— Тише, тише!
— Да я и так. Разведка, а?
— Кто знает.
— Поднять надо наших! — Он вскинул винтовку к плечу, но Урусов своей лапой придавил ее, и в этот же миг по ту сторону валка зыбкая муть вытолкнула прямо на секрет неясную фигуру человека.
— Пропуск, — не поверив своим глазам и потому с заминкой спросил Охватов.

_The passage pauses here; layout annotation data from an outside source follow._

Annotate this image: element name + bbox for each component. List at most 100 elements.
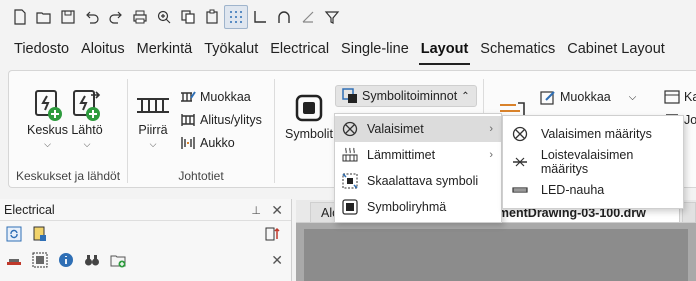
undo-icon[interactable] [80,5,104,29]
menu-item-skaalattava-symboli[interactable]: Skaalattava symboli [335,168,501,194]
valaisimet-submenu: Valaisimen määritys Loistevalaisimen mää… [502,115,684,209]
document-lock-icon[interactable] [30,224,50,244]
submenu-item-label: Valaisimen määritys [541,127,652,141]
binoculars-icon[interactable] [82,250,102,270]
fluorescent-icon [511,153,529,171]
new-file-icon[interactable] [8,5,32,29]
tab-cabinet-layout[interactable]: Cabinet Layout [561,41,671,57]
symbolit-button[interactable]: Symbolit [285,93,333,141]
distribution-board-icon [34,90,62,121]
tab-aloitus[interactable]: Aloitus [75,41,131,57]
group-label-johtotiet: Johtotiet [178,169,224,183]
keskus-label: Keskus [27,123,68,137]
muokkaa-button[interactable]: Muokkaa [180,89,251,105]
tab-tyokalut[interactable]: Työkalut [198,41,264,57]
menu-item-lammittimet[interactable]: Lämmittimet › [335,142,501,168]
led-strip-icon [511,181,529,199]
aukko-label: Aukko [200,136,235,150]
tab-single-line[interactable]: Single-line [335,41,415,57]
piirra-label: Piirrä [138,123,168,137]
menu-item-label: Symboliryhmä [367,200,447,214]
tab-electrical[interactable]: Electrical [264,41,335,57]
alitus-button[interactable]: Alitus/ylitys [180,112,262,128]
group-johtotiet: Piirrä ⌵ Muokkaa Alitus/ylitys Aukko Joh… [128,71,274,189]
tab-schematics[interactable]: Schematics [474,41,561,57]
table-icon [664,90,680,104]
ka-button[interactable]: Ka [664,89,696,105]
lahto-button[interactable]: Lähtö ⌵ [71,89,103,150]
close-icon[interactable]: ✕ [271,202,283,219]
filter-icon[interactable] [320,5,344,29]
tab-layout[interactable]: Layout [415,41,475,65]
quick-access-toolbar [0,0,696,34]
luminaire-icon [511,125,529,143]
group-keskukset: Keskus ⌵ Lähtö ⌵ Keskukset ja lähdöt [9,71,127,189]
symbolitoiminnot-label: Symbolitoiminnot [362,89,458,103]
paste-icon[interactable] [200,5,224,29]
panel-title: Electrical [4,202,55,217]
symbolitoiminnot-menu: Valaisimet › Lämmittimet › Skaalattava s… [334,113,502,223]
symbol-functions-icon [342,88,357,103]
close-icon[interactable]: ✕ [271,252,283,269]
tab-merkinta[interactable]: Merkintä [131,41,199,57]
grid-select-icon[interactable] [30,250,50,270]
tab-next[interactable] [682,202,696,222]
tray-icon[interactable] [4,250,24,270]
sort-icon[interactable] [263,224,283,244]
symbolit-label: Symbolit [285,127,333,141]
open-file-icon[interactable] [32,5,56,29]
ribbon-tabs: Tiedosto Aloitus Merkintä Työkalut Elect… [0,36,671,65]
electrical-panel: Electrical ⊥ ✕ ✕ [0,199,292,281]
submenu-item-label: Loistevalaisimen määritys [540,148,634,176]
panel-toolbar-row-1 [0,221,291,247]
alitus-label: Alitus/ylitys [200,113,262,127]
muokkaa-right-button[interactable]: Muokkaa ⌵ [540,89,636,105]
tab-tiedosto[interactable]: Tiedosto [8,41,75,57]
drawing-sheet [304,229,688,281]
zoom-icon[interactable] [152,5,176,29]
chevron-down-icon: ⌵ [149,139,157,149]
redo-icon[interactable] [104,5,128,29]
chevron-down-icon: ⌵ [44,139,51,149]
submenu-item-loistevalaisimen-maaritys[interactable]: Loistevalaisimen määritys [503,148,683,176]
group-label-keskukset: Keskukset ja lähdöt [15,169,121,183]
drawing-canvas[interactable] [296,222,696,281]
grid-icon[interactable] [224,5,248,29]
panel-toolbar-row-2: ✕ [0,247,291,273]
edit-tray-icon [181,91,196,102]
symbolitoiminnot-dropdown[interactable]: Symbolitoiminnot ⌃ [335,85,477,107]
luminaire-icon [341,120,359,138]
refresh-icon[interactable] [4,224,24,244]
menu-item-label: Valaisimet [367,122,424,136]
crossing-icon [181,114,195,126]
print-icon[interactable] [128,5,152,29]
keskus-button[interactable]: Keskus ⌵ [27,89,68,150]
ka-label: Ka [684,90,696,104]
menu-item-label: Skaalattava symboli [367,174,479,188]
chevron-right-icon: › [489,123,493,135]
piirra-button[interactable]: Piirrä ⌵ [136,95,170,150]
opening-icon [181,137,195,149]
new-folder-icon[interactable] [108,250,128,270]
scalable-symbol-icon [341,172,359,190]
submenu-item-label: LED-nauha [541,183,605,197]
info-icon[interactable] [56,250,76,270]
lahto-label: Lähtö [71,123,103,137]
submenu-item-led-nauha[interactable]: LED-nauha [503,176,683,204]
arc-icon[interactable] [272,5,296,29]
pencil-icon [540,91,555,105]
symbol-icon [295,94,323,122]
heater-icon [341,146,359,164]
chevron-up-icon: ⌃ [461,90,470,102]
save-icon[interactable] [56,5,80,29]
polar-icon[interactable] [296,5,320,29]
menu-item-symboliryhma[interactable]: Symboliryhmä [335,194,501,220]
ortho-icon[interactable] [248,5,272,29]
copy-icon[interactable] [176,5,200,29]
submenu-item-valaisimen-maaritys[interactable]: Valaisimen määritys [503,120,683,148]
menu-item-valaisimet[interactable]: Valaisimet › [335,116,501,142]
panel-title-bar: Electrical ⊥ ✕ [0,199,291,221]
aukko-button[interactable]: Aukko [180,135,235,151]
pin-icon[interactable]: ⊥ [251,204,261,217]
symbol-group-icon [341,198,359,216]
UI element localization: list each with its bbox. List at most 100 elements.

Фигура метнулась, а по гребню валка прошлась автоматная очередь, брызнув в лица бойцов искристым снегом. Охватов веером сыпанул из своего пулемета и, посчитав, что завысил, взял другим заходом, пониже. Потом прислушался: у оврага густо перекипали голоса и выстрелы. Оттуда же в мутное небо с натугой поднялись одна за другой две красные, комолые, без лучей, ракеты, и от оврага в сторону деревни покатилась крутая трескучая волна. Хлопнули легкие мины.— Атака, — тяжелым шепотом выдохнул Урусов. — Шпарь, Коля, шпарь! — Потеряв при вчерашнем артналете два передних зуба, Урусов стал при разговоре слегка сюсюкать, а слово «шпарь» второпях у него совсем засвистело. В другое время он вообще не стал бы произносить его, а тут повторял и повторял: — Спарь! Спарь, Охватов! Спарь!
Охватов стрелял навстречу гулкой волне; туда же вслепую смолил из своей винтовки Глушков. Но бойцы, оставшиеся в деревне, встретили ночную атаку с опозданием, и бой быстро переместился в деревню. Автоматная и винтовочная пальба, разрывы мин и гранат — все там слилось в один неперемежающийся треск, и выделялся только своей четкой и тугой строкой крупнокалиберный пулемет, бивший скорее для видимости, потому что свои и чужие в деревне сплелись в одних кровавых объятиях — попробуй выбери цель. Грохот боя будто раскачивался, то вырастая и надвигаясь, то опадая и скатываясь к оврагу.— Идти надо к своим, — сказал Глушков. — Чего мы тут отсиживаемся. Я говорю…
Урусов — он был старший в секрете — молчал, не зная, что ответить. Ему почему-то каталось, что главные силы немцев должны выплеснуться из оврага, чтобы прорваться к дороге и двинуться на запад, к своим. Здесь их и надо спугнуть.— Я, Глушков, командир для тебя ненастоящий. Сам определись, идти тебе или остаться. А я должен быть здесь.
— Вот так бы и сразу. Трусишь — других не мути. Пошли, Охватов.
— Я не собираюсь.
— Как?
— Если они пройдут деревню, все равно выйдут на нас.
— Струсили, гады, предатели, суки! — Глушков, матерясь в печенку и селезенку, вскочил на ноги и штыком уперся в грудь Урусова: — Проткну насквозь, изменники!
Вскочил и Охватов, ткнул Глушкова надульником, прямо в лицо и, трясясь как в лихорадке, клацнул зубами:— Паралитик, накрест перережу.
— Ну давай, давай, — отступил Глушков и побежал по своим следам к саду, а от него — к деревне.